Life right now seems a little all over the place (when is it not?). I am two weeks out from my last round of chemo!! Woo hoo! I feel amazing, I didn’t know one could even feel this good. I have tons of energy, I am in such a good place, and Chris has told me on many occasions that he has never seen me this happy. I clearly have a new found appreciation for my life in general, but even the little things like not having to take a nap during the day in order to hopefully make it through homework and making dinner, makes me feel so good. Also, I mean, chemo was hands down the hardest thing I have ever had to get myself through. Physically and mentally there were so many times I thought, I just cannot make it through one more round. Not to mention we didn’t have much help. It was our choice. We had a babysitter that helped us out on occasion, but really it was all on Chris. Everyone focuses on the patient after a cancer diagnosis (caregivers are the real heroes), but honestly and truly we couldn’t have made it through without Chris.

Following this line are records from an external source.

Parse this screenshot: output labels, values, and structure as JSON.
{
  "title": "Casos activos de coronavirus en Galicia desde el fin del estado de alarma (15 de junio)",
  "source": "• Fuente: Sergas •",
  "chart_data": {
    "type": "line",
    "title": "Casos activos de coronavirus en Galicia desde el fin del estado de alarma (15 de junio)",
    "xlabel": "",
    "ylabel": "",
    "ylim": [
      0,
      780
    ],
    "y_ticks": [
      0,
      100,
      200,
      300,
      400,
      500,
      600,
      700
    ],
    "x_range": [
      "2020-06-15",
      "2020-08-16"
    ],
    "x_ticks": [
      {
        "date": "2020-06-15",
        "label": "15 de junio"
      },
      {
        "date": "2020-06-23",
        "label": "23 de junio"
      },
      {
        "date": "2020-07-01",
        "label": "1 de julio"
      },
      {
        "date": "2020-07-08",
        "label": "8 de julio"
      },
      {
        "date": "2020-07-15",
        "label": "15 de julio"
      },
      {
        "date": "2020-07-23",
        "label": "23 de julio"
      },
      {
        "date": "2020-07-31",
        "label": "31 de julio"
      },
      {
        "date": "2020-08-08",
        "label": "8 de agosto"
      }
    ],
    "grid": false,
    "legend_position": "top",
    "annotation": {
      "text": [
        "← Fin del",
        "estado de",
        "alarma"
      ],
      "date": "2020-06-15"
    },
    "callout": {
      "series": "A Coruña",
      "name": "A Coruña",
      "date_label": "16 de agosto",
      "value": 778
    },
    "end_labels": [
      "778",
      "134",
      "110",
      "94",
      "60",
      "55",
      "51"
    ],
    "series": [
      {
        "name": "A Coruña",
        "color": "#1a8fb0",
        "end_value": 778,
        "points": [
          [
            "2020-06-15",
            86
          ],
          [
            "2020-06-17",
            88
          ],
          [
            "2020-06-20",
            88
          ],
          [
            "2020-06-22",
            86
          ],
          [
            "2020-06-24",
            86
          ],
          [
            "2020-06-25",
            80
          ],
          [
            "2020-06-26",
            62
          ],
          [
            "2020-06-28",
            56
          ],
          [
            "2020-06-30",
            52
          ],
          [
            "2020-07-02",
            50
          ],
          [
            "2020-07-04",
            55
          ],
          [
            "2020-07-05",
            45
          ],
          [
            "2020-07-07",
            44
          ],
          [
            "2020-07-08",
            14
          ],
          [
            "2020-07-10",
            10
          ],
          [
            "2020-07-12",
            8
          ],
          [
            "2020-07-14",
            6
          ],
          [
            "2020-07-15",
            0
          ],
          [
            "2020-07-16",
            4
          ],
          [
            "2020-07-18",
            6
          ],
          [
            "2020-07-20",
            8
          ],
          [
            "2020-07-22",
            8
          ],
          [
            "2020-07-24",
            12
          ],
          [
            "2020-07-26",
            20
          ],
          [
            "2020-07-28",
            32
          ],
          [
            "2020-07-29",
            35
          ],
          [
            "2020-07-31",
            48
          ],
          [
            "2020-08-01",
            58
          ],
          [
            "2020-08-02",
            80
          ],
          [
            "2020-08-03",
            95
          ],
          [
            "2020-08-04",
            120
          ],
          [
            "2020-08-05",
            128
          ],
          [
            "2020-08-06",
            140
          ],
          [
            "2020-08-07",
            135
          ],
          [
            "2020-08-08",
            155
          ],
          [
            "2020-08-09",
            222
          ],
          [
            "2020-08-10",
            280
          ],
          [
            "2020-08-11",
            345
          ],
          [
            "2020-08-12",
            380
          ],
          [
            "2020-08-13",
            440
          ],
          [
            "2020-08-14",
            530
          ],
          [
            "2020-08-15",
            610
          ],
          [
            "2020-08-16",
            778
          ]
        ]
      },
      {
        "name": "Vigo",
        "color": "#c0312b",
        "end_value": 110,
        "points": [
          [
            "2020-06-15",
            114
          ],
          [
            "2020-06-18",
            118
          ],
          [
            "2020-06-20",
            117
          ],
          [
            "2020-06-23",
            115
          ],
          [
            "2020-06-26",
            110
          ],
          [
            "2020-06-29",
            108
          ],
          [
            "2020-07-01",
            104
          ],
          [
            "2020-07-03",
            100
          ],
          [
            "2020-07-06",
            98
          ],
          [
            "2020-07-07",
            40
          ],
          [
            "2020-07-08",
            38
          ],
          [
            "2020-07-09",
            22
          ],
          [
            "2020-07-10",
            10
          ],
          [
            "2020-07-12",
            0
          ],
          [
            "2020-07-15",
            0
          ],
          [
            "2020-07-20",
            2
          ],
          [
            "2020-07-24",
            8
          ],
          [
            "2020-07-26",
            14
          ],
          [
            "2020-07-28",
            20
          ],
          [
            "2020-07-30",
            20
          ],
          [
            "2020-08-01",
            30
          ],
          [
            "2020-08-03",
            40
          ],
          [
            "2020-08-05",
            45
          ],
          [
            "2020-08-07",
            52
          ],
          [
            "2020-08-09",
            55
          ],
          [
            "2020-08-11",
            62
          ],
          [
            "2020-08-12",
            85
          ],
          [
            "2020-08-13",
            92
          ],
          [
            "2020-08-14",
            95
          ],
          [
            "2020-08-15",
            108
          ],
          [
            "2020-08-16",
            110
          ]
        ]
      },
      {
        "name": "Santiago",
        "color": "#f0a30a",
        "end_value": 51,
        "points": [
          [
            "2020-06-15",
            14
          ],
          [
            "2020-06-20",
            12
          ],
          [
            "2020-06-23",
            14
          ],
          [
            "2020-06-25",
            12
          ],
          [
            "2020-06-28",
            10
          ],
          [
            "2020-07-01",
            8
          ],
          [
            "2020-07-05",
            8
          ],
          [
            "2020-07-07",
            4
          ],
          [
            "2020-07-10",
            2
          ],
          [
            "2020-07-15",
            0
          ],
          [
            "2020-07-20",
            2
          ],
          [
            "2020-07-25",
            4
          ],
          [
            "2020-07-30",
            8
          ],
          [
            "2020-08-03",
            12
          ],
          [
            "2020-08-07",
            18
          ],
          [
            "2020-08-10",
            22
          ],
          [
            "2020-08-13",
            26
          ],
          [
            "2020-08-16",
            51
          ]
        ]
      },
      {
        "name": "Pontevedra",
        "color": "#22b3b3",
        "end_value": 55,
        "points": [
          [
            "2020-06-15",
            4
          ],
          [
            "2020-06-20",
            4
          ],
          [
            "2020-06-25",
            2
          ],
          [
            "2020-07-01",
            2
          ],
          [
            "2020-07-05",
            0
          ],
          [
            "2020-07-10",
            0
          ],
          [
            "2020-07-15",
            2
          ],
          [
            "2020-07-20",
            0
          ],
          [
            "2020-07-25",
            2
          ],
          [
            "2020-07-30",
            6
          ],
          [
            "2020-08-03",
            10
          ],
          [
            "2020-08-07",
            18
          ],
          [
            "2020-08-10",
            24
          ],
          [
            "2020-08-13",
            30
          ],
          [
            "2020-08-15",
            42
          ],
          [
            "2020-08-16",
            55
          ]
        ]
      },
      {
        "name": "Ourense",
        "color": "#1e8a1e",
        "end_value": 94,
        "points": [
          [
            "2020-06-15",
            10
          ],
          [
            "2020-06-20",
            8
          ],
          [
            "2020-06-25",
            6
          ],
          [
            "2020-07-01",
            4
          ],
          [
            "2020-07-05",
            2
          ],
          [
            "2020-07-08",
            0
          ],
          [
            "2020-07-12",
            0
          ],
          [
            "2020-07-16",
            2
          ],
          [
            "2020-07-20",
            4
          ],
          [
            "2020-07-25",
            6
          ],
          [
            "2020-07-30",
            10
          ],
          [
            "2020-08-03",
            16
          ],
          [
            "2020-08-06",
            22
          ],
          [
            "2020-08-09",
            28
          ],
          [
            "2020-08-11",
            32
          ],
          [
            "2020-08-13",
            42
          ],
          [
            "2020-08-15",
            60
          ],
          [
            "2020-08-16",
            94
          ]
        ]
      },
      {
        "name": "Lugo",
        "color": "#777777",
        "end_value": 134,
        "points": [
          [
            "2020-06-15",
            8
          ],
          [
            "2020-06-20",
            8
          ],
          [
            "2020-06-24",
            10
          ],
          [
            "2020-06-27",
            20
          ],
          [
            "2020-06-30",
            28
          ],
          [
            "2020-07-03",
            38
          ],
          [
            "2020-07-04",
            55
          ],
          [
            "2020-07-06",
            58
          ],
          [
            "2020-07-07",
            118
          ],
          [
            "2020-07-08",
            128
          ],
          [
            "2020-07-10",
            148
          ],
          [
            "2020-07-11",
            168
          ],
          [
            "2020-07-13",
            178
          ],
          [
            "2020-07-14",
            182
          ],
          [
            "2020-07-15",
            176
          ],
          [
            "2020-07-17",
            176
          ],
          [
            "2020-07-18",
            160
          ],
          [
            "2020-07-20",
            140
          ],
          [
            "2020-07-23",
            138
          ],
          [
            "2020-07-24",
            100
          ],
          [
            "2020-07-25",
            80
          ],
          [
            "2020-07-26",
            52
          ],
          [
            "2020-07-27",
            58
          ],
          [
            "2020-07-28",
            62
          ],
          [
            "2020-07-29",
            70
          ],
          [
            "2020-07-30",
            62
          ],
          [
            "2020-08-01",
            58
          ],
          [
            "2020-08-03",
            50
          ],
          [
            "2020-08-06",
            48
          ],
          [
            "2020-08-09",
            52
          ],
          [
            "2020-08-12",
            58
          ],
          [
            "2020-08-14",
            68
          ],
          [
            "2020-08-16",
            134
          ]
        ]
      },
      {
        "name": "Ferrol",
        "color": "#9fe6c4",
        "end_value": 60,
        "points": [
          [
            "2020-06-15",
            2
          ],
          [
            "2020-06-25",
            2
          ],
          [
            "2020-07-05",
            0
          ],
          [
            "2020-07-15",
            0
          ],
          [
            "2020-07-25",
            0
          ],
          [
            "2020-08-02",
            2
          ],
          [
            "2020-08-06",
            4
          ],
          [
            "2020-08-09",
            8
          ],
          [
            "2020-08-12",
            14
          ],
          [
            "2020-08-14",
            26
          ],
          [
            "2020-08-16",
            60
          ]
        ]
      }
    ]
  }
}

Round four and five were incredibly challenging. Actually they were down right scary. The side effects I had put me in the hospital more than once. Our main focus through all of this is the kids. I have said since day one that I don’t want cancer to disrupt their lives. They are all young enough to quickly adapt to the changes going on around them, and then just keep it moving. So Chris and I, no matter the amount of stress and juggling that we have to do during the day, we just try and keep everything as normal as possible. Which in turn has been the best thing for us as well.
Right now the main focus is me staying healthy so that I can keep my surgery date! It is coming up, but it seems like the flu just keeps taking out the people around me. I have had SO many doctors appointments in the last couple weeks, and my team of doctors seem to be really happy with the results from chemo, which makes it all worth it! I am really excited for surgery. I know recovery will be long, and intense, not to mention painful….but I have been wanting to just cut the cancer out since I found out there were tumors in there!
I also still have a targeted chemo drug that I will be getting every few weeks for the rest of the year. I know I have such a long road still ahead of me, but it seems like we are just powering through it!
Since I have been feeling good, we have been getting out of the house more and more (with caution because germs). Last week the Savannah Influencers (the non-profit group I am apart of) had their inaugural event benefiting Safe Shelter. It was an absolutely amazing night. I brought the girls with me during the day to help set up, and then to come back at night and see the space transform and be filled with people, was just incredible! I feel so lucky to be apart of such a phenomenal group of women. The group is so diverse, yet every single person is there to support one another and the community! I really have never met a group of women who drop what they are doing to build one another up. In a day where social media breeds jealousy, competition, and negativity, it feels good to surround yourself with women who throw all that to the side.
I am looking forward to so much this year, but at the same time I am just soaking in every little bit of everyday. Trying to force every moment into a long term memory.